Appeal by the defendant from a judgment of the Supreme Court, Nassau County (Baker, J.), rendered February 18, 1983, convicting him of robbery in the first degree (four counts), upon a jury verdict, and imposing sentence.
Ordered that the judgment is affirmed.
In People v Adams (115 AD2d 542) this court affirmed the convictions of the codefendant for, inter alia, robbery in the first degree for which this defendant was convicted. As did his codefendant, the defendant challenges the propriety of the *696photographic identification and lineup and argues that the People did not establish an independent basis for the complainant’s in-court identification by clear and convincing evidence (see, People v Ballott, 20 NY2d 600). The photo array was unduly suggestive because the dates on 5 of the 10 photos indicated that those photos were too old for the persons pictured therein to be suspects in this case (see, People v Adams, supra).

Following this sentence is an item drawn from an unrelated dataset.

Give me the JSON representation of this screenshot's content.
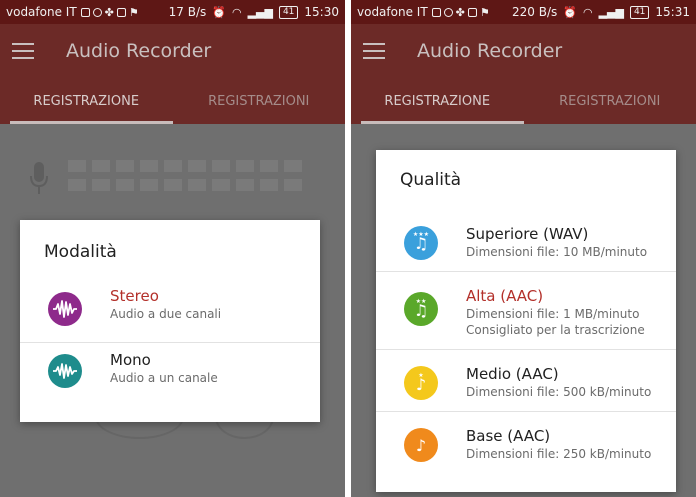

The lineup, however, was not suggestive as to this defendant. The defendant argues that the complainant selected him only after being prodded by a police officer and the Assistant District Attorney. This issue was decided against the defendant by the hearing court whose determination is entitled to great weight and we find no basis upon which to disturb its determination (see, People v Prochilo, 41 NY2d 759). Furthermore, the lineup was held approximately two months after the photo identification and was thus sufficiently attenuated in time to nullify any taint (see, People v Ruffino, 110 AD2d 198).
The complainant observed the defendant both prior to and during the robbery from a short distance under good lighting conditions and thus there was an ample independent basis for his in-court identification (see, People v Jones, 125 AD2d 333).
Although the prosecutrix improperly interjected her comments about a witness’s testimony during the defendant’s cross-examination, the court promptly gave proper curative instructions. Thus the defendant’s motion for a mistrial was properly denied (see, People v Norman, 127 AD2d 798).
In her summation, the prosecutrix impermissibly referred to evidence which was stricken during the trial. Again, however, the court gave a curative instruction. As the defendant did not seek additional instructions or a mistrial the instruction is deemed to be adequate (see, People v Jalah, 107 AD2d 762). In any event, in light of the overwhelming evidence of the defendant’s guilt such comment constituted harmless error (see, People v Galloway, 54 NY2d 396).
We have considered the defendant’s other contentions, including those raised in his pro se brief, and find them to be unpreserved and, in any event, without merit. Bracken, J. P., Niehoff, Kooper and Sullivan, JJ., concur.